O PSIQUIATRA

10/04/2011 18:08

 

O PSIQUIATRA

 

Estava o homem com a cabeça apoiada sobre mão, cotovelo sobre a mesa. Quieto, o olhar distante...Já fazia uma meia hora que estava ali parado. A diretora do hospital pensou e ser algum paciente procurando ajuda, mas quando pediu a alguém para verificar do que se tratava.Deu-se que era o novo médico que vinha para preencher a vaga disponível, clinicando como psiquiatra.

Corpo pequeno, tímido, cabelos levemente ruivos e algumas sardas, lembravam o Woody Allen. Os pacientes gostavam dele. Ouvia suas queixas e não negava os medicamentos dos quais quase sempre se tornaram dependentes. Com os colegas, pouco conversava, apenas um bom dia e um sorriso tímido. Tinha dificuldade para falar, e diante da invencível gagueira, calava-se.

Ausentou-se por cerca de três meses. Refazia-se de uma costela quebrada resultante de um assalto próximo ao hospital. Ninguém entendia como poderia alguém de sã consciência agredir cidadão tão pacato e inofensivo como ele. Nunca tivera um entrevero com quem quer que seja, nem mesmo com pacientes estressados.

Regressou diferente. Talvez, para aparentar mais agressividade a seu porte pequeno, quando voltou exibia um diminuto bigode, à la Hitler. O certo é que a mistura germano-hollywoodiana trouxe desconfiança aos colegas de trabalho que passaram a questionar, pelos corredores, a idoneidade psicológica do psiquiatra.

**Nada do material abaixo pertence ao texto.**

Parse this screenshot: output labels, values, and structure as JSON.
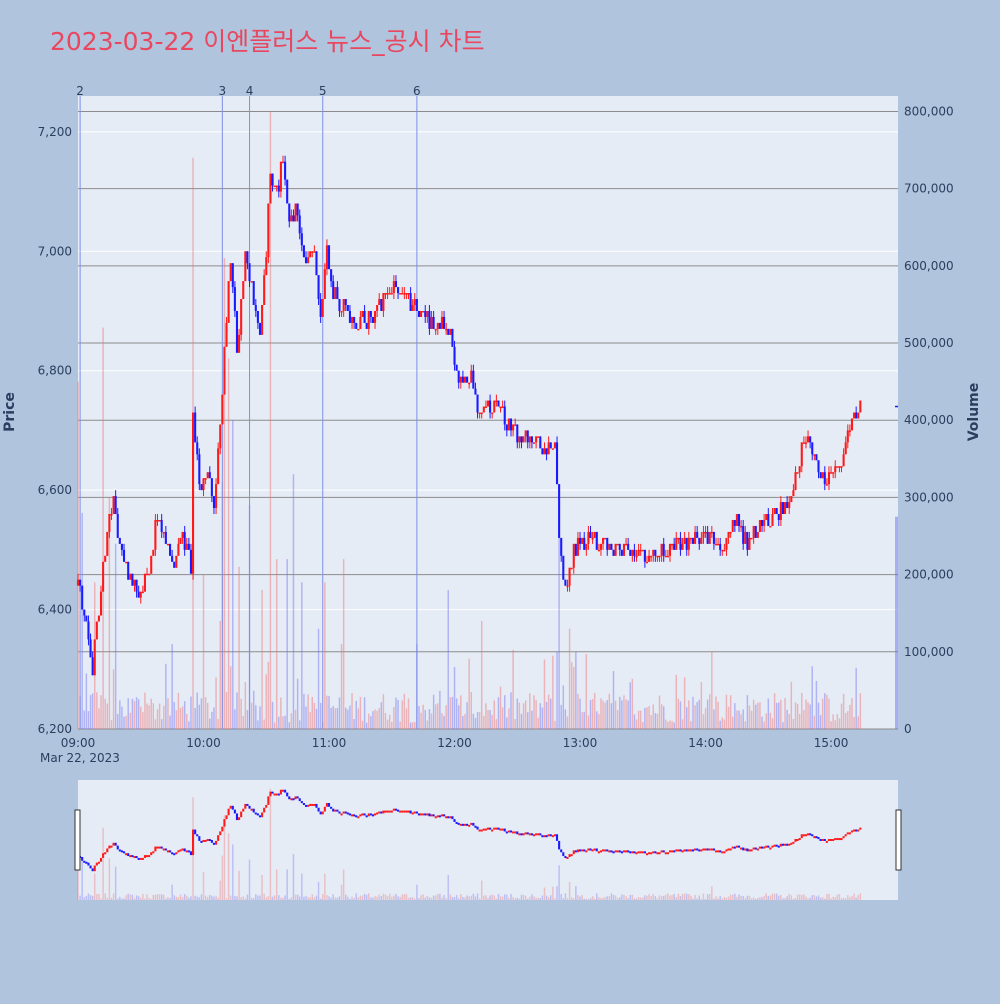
{
  "chart_data": {
    "type": "candlestick",
    "title": "2023-03-22 이엔플러스 뉴스_공시 차트",
    "date_label": "Mar 22, 2023",
    "ylabel": "Price",
    "y2label": "Volume",
    "price_range": [
      6200,
      7260
    ],
    "volume_range": [
      0,
      820000
    ],
    "price_ticks": [
      "6,200",
      "6,400",
      "6,600",
      "6,800",
      "7,000",
      "7,200"
    ],
    "volume_ticks": [
      "0",
      "100,000",
      "200,000",
      "300,000",
      "400,000",
      "500,000",
      "600,000",
      "700,000",
      "800,000"
    ],
    "x_ticks": [
      "09:00",
      "10:00",
      "11:00",
      "12:00",
      "13:00",
      "14:00",
      "15:00"
    ],
    "news_markers": [
      {
        "label": "2",
        "time": "09:01"
      },
      {
        "label": "3",
        "time": "10:09"
      },
      {
        "label": "4",
        "time": "10:22"
      },
      {
        "label": "5",
        "time": "10:57"
      },
      {
        "label": "6",
        "time": "11:42"
      }
    ],
    "price_keypoints": [
      [
        "09:00",
        6440
      ],
      [
        "09:04",
        6380
      ],
      [
        "09:07",
        6300
      ],
      [
        "09:10",
        6400
      ],
      [
        "09:13",
        6500
      ],
      [
        "09:17",
        6590
      ],
      [
        "09:20",
        6500
      ],
      [
        "09:24",
        6460
      ],
      [
        "09:29",
        6430
      ],
      [
        "09:35",
        6480
      ],
      [
        "09:38",
        6560
      ],
      [
        "09:42",
        6520
      ],
      [
        "09:46",
        6480
      ],
      [
        "09:50",
        6520
      ],
      [
        "09:54",
        6470
      ],
      [
        "09:55",
        6730
      ],
      [
        "09:58",
        6600
      ],
      [
        "10:02",
        6640
      ],
      [
        "10:05",
        6580
      ],
      [
        "10:08",
        6700
      ],
      [
        "10:10",
        6840
      ],
      [
        "10:13",
        6990
      ],
      [
        "10:16",
        6830
      ],
      [
        "10:20",
        6990
      ],
      [
        "10:24",
        6920
      ],
      [
        "10:27",
        6850
      ],
      [
        "10:30",
        7000
      ],
      [
        "10:32",
        7140
      ],
      [
        "10:35",
        7100
      ],
      [
        "10:38",
        7150
      ],
      [
        "10:41",
        7050
      ],
      [
        "10:44",
        7070
      ],
      [
        "10:47",
        7010
      ],
      [
        "10:50",
        6990
      ],
      [
        "10:53",
        6990
      ],
      [
        "10:56",
        6900
      ],
      [
        "10:59",
        7010
      ],
      [
        "11:02",
        6930
      ],
      [
        "11:08",
        6900
      ],
      [
        "11:14",
        6880
      ],
      [
        "11:20",
        6890
      ],
      [
        "11:26",
        6920
      ],
      [
        "11:32",
        6950
      ],
      [
        "11:37",
        6930
      ],
      [
        "11:42",
        6900
      ],
      [
        "11:48",
        6880
      ],
      [
        "11:54",
        6880
      ],
      [
        "11:58",
        6870
      ],
      [
        "12:00",
        6800
      ],
      [
        "12:04",
        6780
      ],
      [
        "12:08",
        6790
      ],
      [
        "12:12",
        6720
      ],
      [
        "12:16",
        6740
      ],
      [
        "12:20",
        6740
      ],
      [
        "12:24",
        6720
      ],
      [
        "12:28",
        6700
      ],
      [
        "12:32",
        6690
      ],
      [
        "12:36",
        6680
      ],
      [
        "12:40",
        6680
      ],
      [
        "12:44",
        6660
      ],
      [
        "12:48",
        6690
      ],
      [
        "12:50",
        6530
      ],
      [
        "12:53",
        6430
      ],
      [
        "12:57",
        6500
      ],
      [
        "13:00",
        6520
      ],
      [
        "13:08",
        6510
      ],
      [
        "13:15",
        6500
      ],
      [
        "13:23",
        6500
      ],
      [
        "13:30",
        6490
      ],
      [
        "13:40",
        6500
      ],
      [
        "13:50",
        6510
      ],
      [
        "14:00",
        6530
      ],
      [
        "14:08",
        6510
      ],
      [
        "14:15",
        6550
      ],
      [
        "14:20",
        6510
      ],
      [
        "14:25",
        6540
      ],
      [
        "14:30",
        6550
      ],
      [
        "14:35",
        6560
      ],
      [
        "14:40",
        6580
      ],
      [
        "14:45",
        6650
      ],
      [
        "14:48",
        6690
      ],
      [
        "14:52",
        6650
      ],
      [
        "14:56",
        6620
      ],
      [
        "15:00",
        6630
      ],
      [
        "15:05",
        6640
      ],
      [
        "15:08",
        6700
      ],
      [
        "15:12",
        6720
      ],
      [
        "15:14",
        6740
      ]
    ],
    "volume_spikes": [
      [
        "09:00",
        450000
      ],
      [
        "09:02",
        280000
      ],
      [
        "09:08",
        190000
      ],
      [
        "09:12",
        520000
      ],
      [
        "09:15",
        300000
      ],
      [
        "09:18",
        240000
      ],
      [
        "09:45",
        110000
      ],
      [
        "09:55",
        740000
      ],
      [
        "10:00",
        200000
      ],
      [
        "10:08",
        140000
      ],
      [
        "10:09",
        320000
      ],
      [
        "10:10",
        610000
      ],
      [
        "10:12",
        480000
      ],
      [
        "10:14",
        400000
      ],
      [
        "10:17",
        210000
      ],
      [
        "10:22",
        290000
      ],
      [
        "10:28",
        180000
      ],
      [
        "10:32",
        800000
      ],
      [
        "10:35",
        220000
      ],
      [
        "10:40",
        220000
      ],
      [
        "10:43",
        330000
      ],
      [
        "10:47",
        190000
      ],
      [
        "10:55",
        130000
      ],
      [
        "10:58",
        190000
      ],
      [
        "11:06",
        110000
      ],
      [
        "11:07",
        220000
      ],
      [
        "11:42",
        110000
      ],
      [
        "11:57",
        180000
      ],
      [
        "12:13",
        140000
      ],
      [
        "12:43",
        90000
      ],
      [
        "12:47",
        95000
      ],
      [
        "12:49",
        100000
      ],
      [
        "12:50",
        250000
      ],
      [
        "12:55",
        130000
      ],
      [
        "12:58",
        100000
      ],
      [
        "14:03",
        100000
      ],
      [
        "15:17",
        110000
      ],
      [
        "15:30",
        275000
      ]
    ]
  }
}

Mas o tempo ia passando, a aposentadoria se aproximando, e ele, pontual como sempre, atendia com gentileza a todos os pacientes, seus e de outros médicos que frequentemente se ausentavam, haurindo as comodidades do serviço público. Até que a notícia chegou, quase como uma bomba: o filho dele nascera. Forte, ganhara um sonoro nome italiano, e a mãe, uma jovem linda e saudável, também estava muito bem!

No saguão de espera os pacientes comentavam, o que os colegas já comentavam em surdina: como poderia um homem naquela idade (um velho daquele...!) se casar com uma moça e ainda por cima ter um filho...só poderia ser um louco!

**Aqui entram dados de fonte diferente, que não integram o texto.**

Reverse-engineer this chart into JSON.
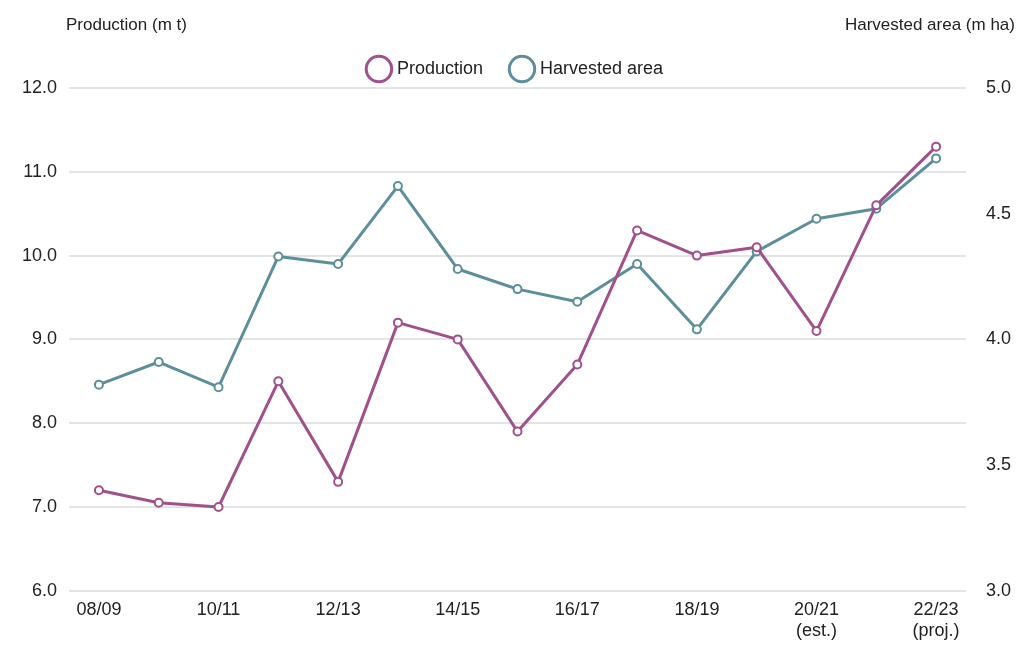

A aposentadoria chegou, e com um sorriso silencioso o psiquiatra foi-se embora pela porta principal do hospital,tão silencioso quanto entrou, para nunca mais voltar. Foi cuidar de seu filho, de sua mulher, de sua vida. Nos corredores os doentes ainda pediam por remédios para aliviar os tormentos de suas almas. Os colegas, continuaram ocupando-se de outros personagens.